Je veux mettre une chose au clair : les créateurs de contenu et les consommateurs ne considèrent pas simplement que le projet de loi C-11 est mal écrit — bien qu’il le soit, et je pense que M. Tomchuk a clairement expliqué pourquoi — de nombreuses personnes pensent que le projet de loi est foncièrement mal motivé. Parmi les dizaines de créateurs et de spectateurs de vidéos en ligne que j’ai entendus, tous ont été très clairs : ils n’ont aucune envie de vivre sous la botte d’un gouvernement qui a le pouvoir de forcer des plateformes comme YouTube à prôner, à promouvoir, à suggérer ou autrement à encourager certains types de contenus canadiens auprès de Canadiens qui n’ont pas choisi librement de le voir. Les arguments selon lesquels une telle mesure améliorerait d’une manière ou d’une autre le patriotisme, le nationalisme ou la souveraineté culturelle du Canada, pour reprendre les mots du ministre, ne sont pas convaincants. La liberté des créateurs de vidéos canadiens de faire ce qu’ils veulent et de réussir ou d’échouer uniquement en fonction de la mesure dans laquelle leur contenu est aimé par un public, national ou étranger, est considérée comme un statu quo qui fonctionne bien et que peu de Canadiens veulent renverser. Dans son état actuel non réglementé, YouTube a produit d’extraordinaires réussites canadiennes et a offert aux téléspectateurs canadiens d’innombrables heures de contenu enrichissant. Penser qu’il s’agit d’un problème à régler relève de l’inconscience politique.
Cela dit, je sais comment le gouvernement canadien fonctionne et je suis sensible au rôle constitutionnel unique du Sénat. Je sais que, à ce stade du processus législatif, les gens comme moi doivent espérer un compromis plutôt qu’une victoire parfaite. Il est également important de reconnaître que les partisans du projet de loi au sein de l’industrie canadienne des médias sont animés d’un désir sincère d’équité. Les youtubeurs canadiens et les membres de leur public auxquels j’ai parlé sont certainement très favorables à l’idée que les grandes entreprises technologiques devraient payer les mêmes impôts et taxes que toute autre entreprise médiatique faisant des affaires dans ce pays. YouTube a laissé entendre à son tour que si des coûts plus élevés lui sont imposés, ceux-ci pourraient être refilés aux créateurs canadiens et aux utilisateurs sous la forme de plus de publicités, de frais plus élevés ou même d’une baisse des revenus pour les créateurs comme nous, mais je pense que c’est un prix que de nombreux Canadiens seraient littéralement prêts à payer.
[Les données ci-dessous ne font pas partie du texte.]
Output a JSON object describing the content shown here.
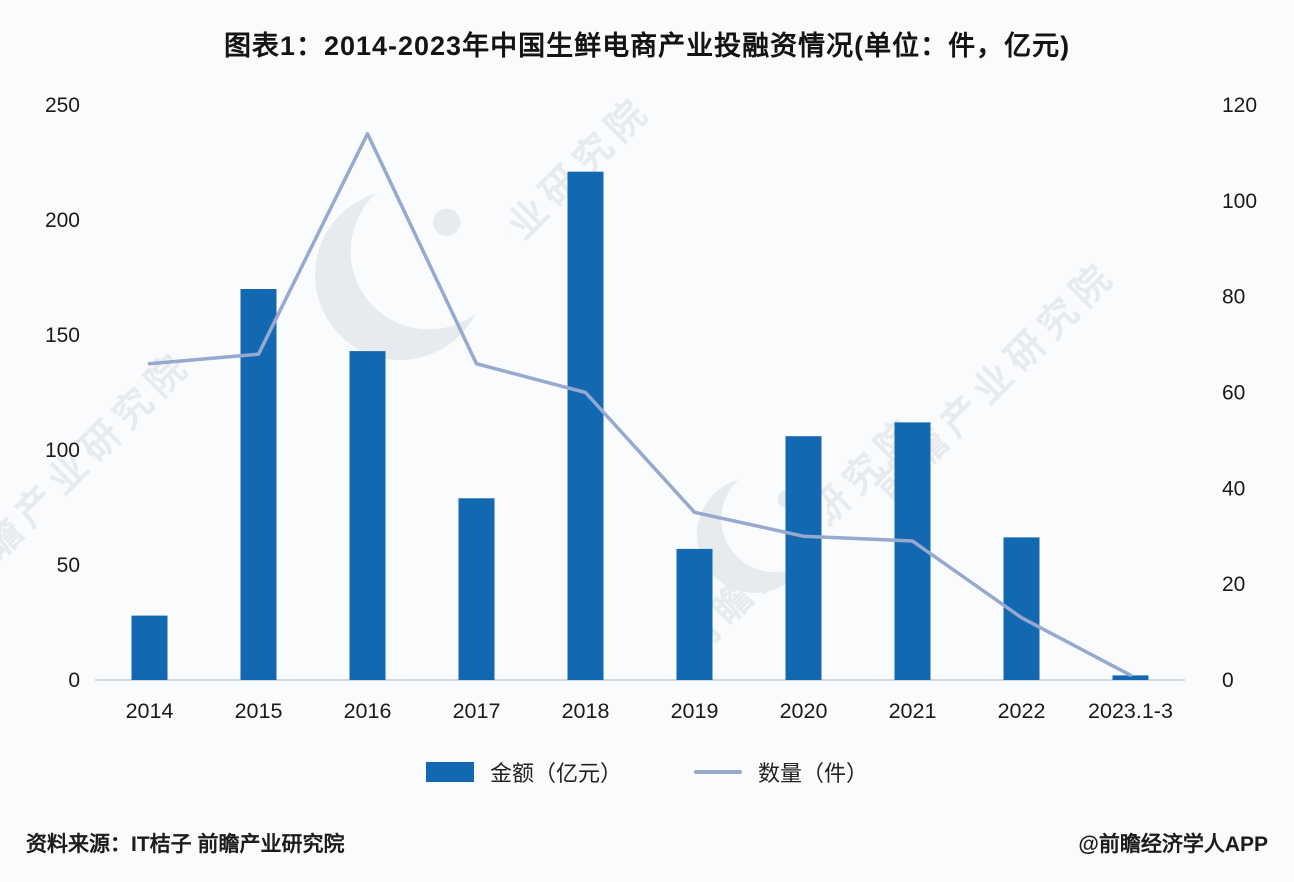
{
  "page": {
    "background": "#fafbfc"
  },
  "chart": {
    "title": "图表1：2014-2023年中国生鲜电商产业投融资情况(单位：件，亿元)",
    "legend": [
      {
        "label": "金额（亿元）",
        "type": "bar"
      },
      {
        "label": "数量（件）",
        "type": "line"
      }
    ]
  },
  "chart_data": {
    "type": "bar+line",
    "title": "图表1：2014-2023年中国生鲜电商产业投融资情况(单位：件，亿元)",
    "categories": [
      "2014",
      "2015",
      "2016",
      "2017",
      "2018",
      "2019",
      "2020",
      "2021",
      "2022",
      "2023.1-3"
    ],
    "series": [
      {
        "name": "金额（亿元）",
        "type": "bar",
        "axis": "left",
        "color": "#1268b1",
        "values": [
          28,
          170,
          143,
          79,
          221,
          57,
          106,
          112,
          62,
          2
        ]
      },
      {
        "name": "数量（件）",
        "type": "line",
        "axis": "right",
        "color": "#97a9cf",
        "values": [
          66,
          68,
          114,
          66,
          60,
          35,
          30,
          29,
          13,
          1
        ]
      }
    ],
    "left_axis": {
      "min": 0,
      "max": 250,
      "step": 50,
      "ticks": [
        0,
        50,
        100,
        150,
        200,
        250
      ]
    },
    "right_axis": {
      "min": 0,
      "max": 120,
      "step": 20,
      "ticks": [
        0,
        20,
        40,
        60,
        80,
        100,
        120
      ]
    },
    "grid": false,
    "legend_position": "bottom",
    "axis_text_color": "#1a1a1a",
    "baseline_color": "#c8ccd1"
  },
  "watermark": {
    "text": "前瞻产业研究院",
    "color": "#e7eaee"
  },
  "footer": {
    "source": "资料来源：IT桔子 前瞻产业研究院",
    "credit": "@前瞻经济学人APP"
  }
}
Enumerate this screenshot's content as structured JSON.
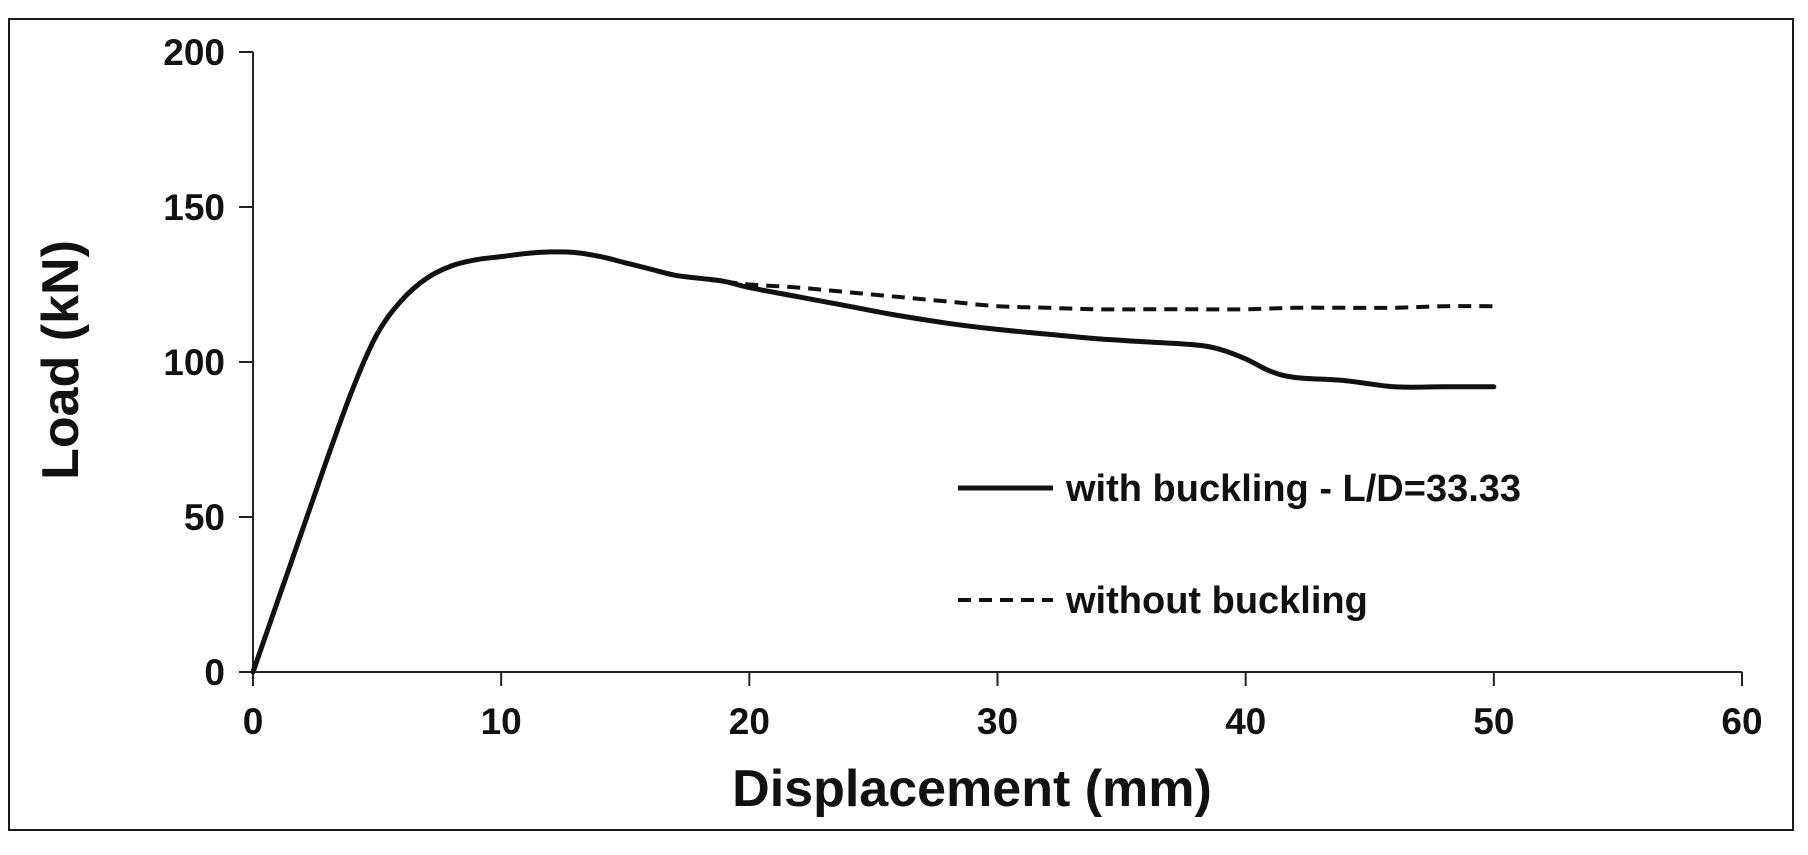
{
  "chart_data": {
    "type": "line",
    "title": "",
    "xlabel": "Displacement (mm)",
    "ylabel": "Load (kN)",
    "xlim": [
      0,
      60
    ],
    "ylim": [
      0,
      200
    ],
    "x_ticks": [
      "0",
      "10",
      "20",
      "30",
      "40",
      "50",
      "60"
    ],
    "y_ticks": [
      "0",
      "50",
      "100",
      "150",
      "200"
    ],
    "grid": false,
    "legend_position": "center-right",
    "series": [
      {
        "name": "with buckling - L/D=33.33",
        "style": "solid",
        "color": "#111111",
        "x": [
          0,
          1,
          2,
          3,
          4,
          5,
          6,
          7,
          8,
          9,
          10,
          11,
          12,
          13,
          14,
          15,
          16,
          17,
          18,
          19,
          20,
          22,
          24,
          26,
          28,
          30,
          32,
          34,
          36,
          38,
          39,
          40,
          41,
          42,
          44,
          46,
          48,
          50
        ],
        "y": [
          0,
          23,
          46,
          69,
          91,
          109,
          120,
          127,
          131,
          133,
          134,
          135,
          135.5,
          135.3,
          134,
          132,
          130,
          128,
          127,
          126,
          124,
          121,
          118,
          115,
          112.5,
          110.5,
          109,
          107.5,
          106.5,
          105.5,
          104,
          101,
          97,
          95,
          94,
          92,
          92,
          92
        ]
      },
      {
        "name": "without buckling",
        "style": "dashed",
        "color": "#111111",
        "x": [
          19,
          20,
          22,
          24,
          26,
          28,
          30,
          32,
          34,
          36,
          38,
          40,
          42,
          44,
          46,
          48,
          50
        ],
        "y": [
          126,
          125,
          124,
          122.5,
          121,
          119.5,
          118,
          117.5,
          117,
          117,
          117,
          117,
          117.5,
          117.5,
          117.5,
          118,
          118
        ]
      }
    ]
  }
}
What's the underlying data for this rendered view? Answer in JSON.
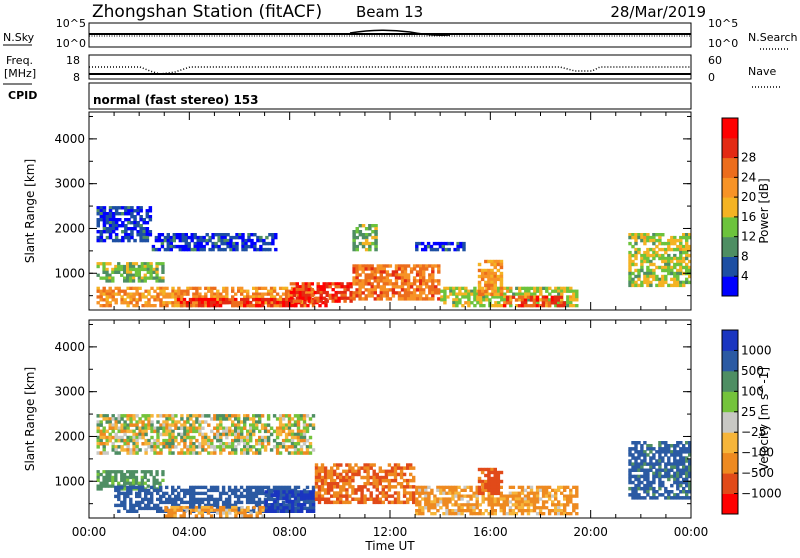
{
  "header": {
    "station": "Zhongshan Station (fitACF)",
    "beam": "Beam 13",
    "date": "28/Mar/2019"
  },
  "noise_panel": {
    "left_label": "N.Sky",
    "right_label": "N.Search",
    "ticks_left": [
      "10^5",
      "10^0"
    ],
    "ticks_right": [
      "10^5",
      "10^0"
    ]
  },
  "freq_panel": {
    "left_label_1": "Freq.",
    "left_label_2": "[MHz]",
    "right_label": "Nave",
    "ticks_left": [
      "18",
      "8"
    ],
    "ticks_right": [
      "60",
      "0"
    ]
  },
  "cpid": {
    "label": "CPID",
    "value": "normal (fast stereo) 153"
  },
  "x_axis": {
    "title": "Time UT",
    "ticks": [
      "00:00",
      "04:00",
      "08:00",
      "12:00",
      "16:00",
      "20:00",
      "00:00"
    ]
  },
  "y_axis_ticks": [
    "1000",
    "2000",
    "3000",
    "4000"
  ],
  "colors": {
    "power": [
      "#0000ff",
      "#1d4fa3",
      "#4e8e63",
      "#6cc33c",
      "#f4b323",
      "#f79326",
      "#ec6d1c",
      "#e32a13",
      "#ff0000"
    ],
    "velocity": [
      "#ff0000",
      "#e14a19",
      "#ee8a20",
      "#f6b53a",
      "#c8c8c4",
      "#74c33b",
      "#4e8e63",
      "#2b5aa3",
      "#1a35c0"
    ]
  },
  "chart_data": [
    {
      "type": "heatmap",
      "title": "",
      "xlabel": "",
      "ylabel": "Slant Range [km]",
      "x_range_hours": [
        0,
        24
      ],
      "ylim": [
        180,
        4600
      ],
      "colorbar": {
        "label": "Power [dB]",
        "ticks": [
          "4",
          "8",
          "12",
          "16",
          "20",
          "24",
          "28"
        ],
        "range": [
          0,
          32
        ]
      },
      "regions": [
        {
          "t": [
            0.3,
            2.5
          ],
          "r": [
            1700,
            2500
          ],
          "value": 4
        },
        {
          "t": [
            2.5,
            7.5
          ],
          "r": [
            1500,
            1900
          ],
          "value": 4
        },
        {
          "t": [
            0.3,
            3.0
          ],
          "r": [
            800,
            1250
          ],
          "value": 12
        },
        {
          "t": [
            0.3,
            9.0
          ],
          "r": [
            250,
            700
          ],
          "value": 20
        },
        {
          "t": [
            3.5,
            9.5
          ],
          "r": [
            250,
            450
          ],
          "value": 28
        },
        {
          "t": [
            8.0,
            10.5
          ],
          "r": [
            350,
            800
          ],
          "value": 27
        },
        {
          "t": [
            10.5,
            14.0
          ],
          "r": [
            400,
            1200
          ],
          "value": 22
        },
        {
          "t": [
            10.5,
            11.5
          ],
          "r": [
            1500,
            2100
          ],
          "value": 12
        },
        {
          "t": [
            14.0,
            19.5
          ],
          "r": [
            250,
            700
          ],
          "value": 14
        },
        {
          "t": [
            15.5,
            16.5
          ],
          "r": [
            500,
            1300
          ],
          "value": 20
        },
        {
          "t": [
            16.5,
            19.0
          ],
          "r": [
            250,
            500
          ],
          "value": 26
        },
        {
          "t": [
            21.5,
            24.0
          ],
          "r": [
            700,
            1900
          ],
          "value": 14
        },
        {
          "t": [
            13.0,
            15.0
          ],
          "r": [
            1500,
            1700
          ],
          "value": 4
        }
      ]
    },
    {
      "type": "heatmap",
      "title": "",
      "xlabel": "Time UT",
      "ylabel": "Slant Range [km]",
      "x_range_hours": [
        0,
        24
      ],
      "ylim": [
        180,
        4600
      ],
      "colorbar": {
        "label": "Velocity [m s^-1]",
        "ticks": [
          "1000",
          "500",
          "100",
          "25",
          "−25",
          "−100",
          "−500",
          "−1000"
        ],
        "range": [
          -1200,
          1200
        ]
      },
      "regions": [
        {
          "t": [
            0.3,
            9.0
          ],
          "r": [
            1600,
            2500
          ],
          "value": 0
        },
        {
          "t": [
            0.3,
            3.0
          ],
          "r": [
            800,
            1250
          ],
          "value": 200
        },
        {
          "t": [
            1.0,
            9.0
          ],
          "r": [
            300,
            900
          ],
          "value": 700
        },
        {
          "t": [
            3.0,
            7.0
          ],
          "r": [
            200,
            450
          ],
          "value": -150
        },
        {
          "t": [
            7.0,
            9.0
          ],
          "r": [
            300,
            800
          ],
          "value": 1100
        },
        {
          "t": [
            9.0,
            13.0
          ],
          "r": [
            500,
            1400
          ],
          "value": -500
        },
        {
          "t": [
            13.0,
            19.5
          ],
          "r": [
            250,
            900
          ],
          "value": -150
        },
        {
          "t": [
            15.5,
            16.5
          ],
          "r": [
            700,
            1300
          ],
          "value": -600
        },
        {
          "t": [
            21.5,
            24.0
          ],
          "r": [
            600,
            1900
          ],
          "value": 600
        }
      ]
    }
  ]
}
Si on leur donnait le choix, je pense que la plupart des créateurs et leurs publics feraient un modeste sacrifice financier si cela signifiait que le gouvernement ne chercherait plus à influencer les types de vidéos qu’ils croient que les Canadiens devraient regarder ou réaliser.
Un autre compromis raisonnable qui respecterait les désirs d’équité consisterait simplement à réduire les obligations existantes en matière de diffusion de contenu canadien sur les anciens médias plutôt que de répartir le fardeau sur les nouveaux médias. Après tout, les radiodiffuseurs traditionnels n’ont pas tort de croire que les diffuseurs Internet ont reçu un traitement spécial dans le passé. Durant les années 1990, le gouvernement Chrétien a pris la décision éclairée de ne pas accorder explicitement au CRTC le pouvoir sur le contenu en ligne, croyant qu’un Internet non réglementé serait le meilleur moyen de laisser les créateurs canadiens prospérer. Cette prédiction s’est plus que réalisée, comme en témoigne le nombre énorme de Canadiens comme moi et mes amis qui gagnent maintenant leur vie en produisant du contenu généré par l’utilisateur pour des publics en ligne du monde entier.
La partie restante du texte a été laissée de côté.